Das ist organisatorisch aufwendiger, aber umsetzbar. Mehrweggeschirr erfordert einen Spülbereich oder die Zusammenarbeit mit einem Rückgabesystem. Pfandlösungen für Becher sind auf Messen etabliert und funktionieren logistisch gut, wenn das Personal entsprechend eingewiesen ist. Wer das Thema Nachhaltigkeit im Catering frühzeitig anspricht, vermeidet Nachforderungen des Hallenbetreibers kurz vor der Veranstaltung.

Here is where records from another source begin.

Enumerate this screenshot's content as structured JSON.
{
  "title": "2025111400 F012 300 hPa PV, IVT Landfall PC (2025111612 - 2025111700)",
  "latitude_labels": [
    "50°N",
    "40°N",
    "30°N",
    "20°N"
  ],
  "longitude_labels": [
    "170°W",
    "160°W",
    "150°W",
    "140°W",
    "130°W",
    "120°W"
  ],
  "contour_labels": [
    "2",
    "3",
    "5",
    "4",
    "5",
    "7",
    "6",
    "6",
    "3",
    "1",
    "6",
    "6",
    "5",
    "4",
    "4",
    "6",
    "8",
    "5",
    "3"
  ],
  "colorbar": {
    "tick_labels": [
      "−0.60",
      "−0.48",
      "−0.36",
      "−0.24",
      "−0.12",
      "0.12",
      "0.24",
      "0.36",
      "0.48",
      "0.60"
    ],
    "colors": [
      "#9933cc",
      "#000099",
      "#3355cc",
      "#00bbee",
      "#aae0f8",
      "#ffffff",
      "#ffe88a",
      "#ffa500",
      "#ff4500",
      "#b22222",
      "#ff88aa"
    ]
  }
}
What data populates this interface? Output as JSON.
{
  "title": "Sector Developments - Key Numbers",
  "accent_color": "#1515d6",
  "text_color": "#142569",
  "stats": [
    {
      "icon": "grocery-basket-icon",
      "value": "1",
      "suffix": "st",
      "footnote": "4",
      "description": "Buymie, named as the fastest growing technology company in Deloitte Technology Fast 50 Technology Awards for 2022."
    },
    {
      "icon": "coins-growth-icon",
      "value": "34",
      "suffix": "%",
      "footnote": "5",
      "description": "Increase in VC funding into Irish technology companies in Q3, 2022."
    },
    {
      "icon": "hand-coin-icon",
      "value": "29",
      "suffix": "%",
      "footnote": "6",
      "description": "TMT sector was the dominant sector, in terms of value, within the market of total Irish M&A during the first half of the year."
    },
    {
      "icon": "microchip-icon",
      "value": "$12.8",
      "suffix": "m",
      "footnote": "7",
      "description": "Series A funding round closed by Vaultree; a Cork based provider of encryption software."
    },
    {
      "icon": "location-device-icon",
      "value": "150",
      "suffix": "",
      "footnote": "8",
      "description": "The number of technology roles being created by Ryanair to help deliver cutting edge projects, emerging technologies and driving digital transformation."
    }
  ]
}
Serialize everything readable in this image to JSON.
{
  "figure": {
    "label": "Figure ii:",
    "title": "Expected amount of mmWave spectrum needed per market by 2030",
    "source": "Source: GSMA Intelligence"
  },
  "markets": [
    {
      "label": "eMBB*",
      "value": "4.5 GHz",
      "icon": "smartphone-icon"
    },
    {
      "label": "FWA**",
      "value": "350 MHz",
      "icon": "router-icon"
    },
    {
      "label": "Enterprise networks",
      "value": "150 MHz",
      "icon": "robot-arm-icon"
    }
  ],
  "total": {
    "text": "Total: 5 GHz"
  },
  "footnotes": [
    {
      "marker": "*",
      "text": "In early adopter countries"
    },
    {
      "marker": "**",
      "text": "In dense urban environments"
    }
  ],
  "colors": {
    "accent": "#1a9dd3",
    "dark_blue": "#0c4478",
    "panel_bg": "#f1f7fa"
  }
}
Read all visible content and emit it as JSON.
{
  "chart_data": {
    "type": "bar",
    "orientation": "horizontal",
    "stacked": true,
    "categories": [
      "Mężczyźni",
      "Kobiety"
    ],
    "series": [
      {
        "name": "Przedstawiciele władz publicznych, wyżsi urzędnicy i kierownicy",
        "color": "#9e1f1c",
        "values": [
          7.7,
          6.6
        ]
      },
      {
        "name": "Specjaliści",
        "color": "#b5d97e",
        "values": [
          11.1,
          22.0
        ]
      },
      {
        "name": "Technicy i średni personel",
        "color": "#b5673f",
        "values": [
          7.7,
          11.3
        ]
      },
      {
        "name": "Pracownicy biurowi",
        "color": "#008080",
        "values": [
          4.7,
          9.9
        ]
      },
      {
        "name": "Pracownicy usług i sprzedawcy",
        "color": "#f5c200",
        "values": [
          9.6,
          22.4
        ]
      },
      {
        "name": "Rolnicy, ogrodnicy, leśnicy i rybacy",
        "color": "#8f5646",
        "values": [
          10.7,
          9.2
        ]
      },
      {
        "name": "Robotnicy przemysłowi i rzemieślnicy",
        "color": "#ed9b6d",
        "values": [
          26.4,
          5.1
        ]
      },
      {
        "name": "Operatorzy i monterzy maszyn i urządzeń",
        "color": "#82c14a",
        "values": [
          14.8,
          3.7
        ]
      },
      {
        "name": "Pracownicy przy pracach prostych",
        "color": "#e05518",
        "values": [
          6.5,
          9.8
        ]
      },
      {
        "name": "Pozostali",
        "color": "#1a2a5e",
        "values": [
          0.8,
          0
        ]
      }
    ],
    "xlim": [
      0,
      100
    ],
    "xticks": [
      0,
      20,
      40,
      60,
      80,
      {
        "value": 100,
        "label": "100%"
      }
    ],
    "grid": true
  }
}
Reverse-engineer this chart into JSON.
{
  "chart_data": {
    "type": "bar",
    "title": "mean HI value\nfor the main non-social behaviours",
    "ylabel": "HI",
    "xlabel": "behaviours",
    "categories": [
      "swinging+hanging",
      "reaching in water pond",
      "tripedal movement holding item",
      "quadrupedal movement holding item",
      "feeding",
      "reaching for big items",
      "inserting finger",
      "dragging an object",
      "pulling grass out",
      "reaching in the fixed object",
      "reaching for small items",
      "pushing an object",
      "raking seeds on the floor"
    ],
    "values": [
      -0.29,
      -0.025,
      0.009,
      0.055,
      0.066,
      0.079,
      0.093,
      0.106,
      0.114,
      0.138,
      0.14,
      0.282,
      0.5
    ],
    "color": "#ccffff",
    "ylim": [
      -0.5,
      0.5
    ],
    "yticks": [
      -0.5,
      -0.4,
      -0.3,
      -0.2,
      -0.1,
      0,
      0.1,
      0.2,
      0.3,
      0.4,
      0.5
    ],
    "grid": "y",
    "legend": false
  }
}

Checkliste für die Vorabplanung

Damit nichts Wesentliches in der Hektik der Messevorbereitung verloren geht, hilft eine strukturierte Vorgehensweise. Die wichtigsten Punkte im Überblick:

  • Catering-Dienstleister mindestens 8 bis 12 Wochen vor der Messe kontaktieren
  • Infrastruktur mit dem Hallenbetreiber klären: Strom, Wasser, Entsorgung
  • Angebote auf Vollständigkeit prüfen: Auf- und Abbau, Spülservice, Müll
  • Hygienekonzept schriftlich einfordern
  • Verpflegung für Aussteller und Besucher getrennt konzipieren
  • Ernährungsweisen und Allergien bei der Menüplanung berücksichtigen
  • Nachhaltigkeitsvorgaben des Veranstaltungsorts abfragen

Messecatering ist kein Selbstläufer. Es ist ein logistisches Projekt mit eigenem Budget, eigenem Zeitplan und eigenen Risiken. Veranstalter, die das früh erkennen und entsprechend handeln, sparen sich Stress und sichern die Qualität ihrer Veranstaltung an einem Punkt, den Besucher und Aussteller am unmittelbarsten wahrnehmen.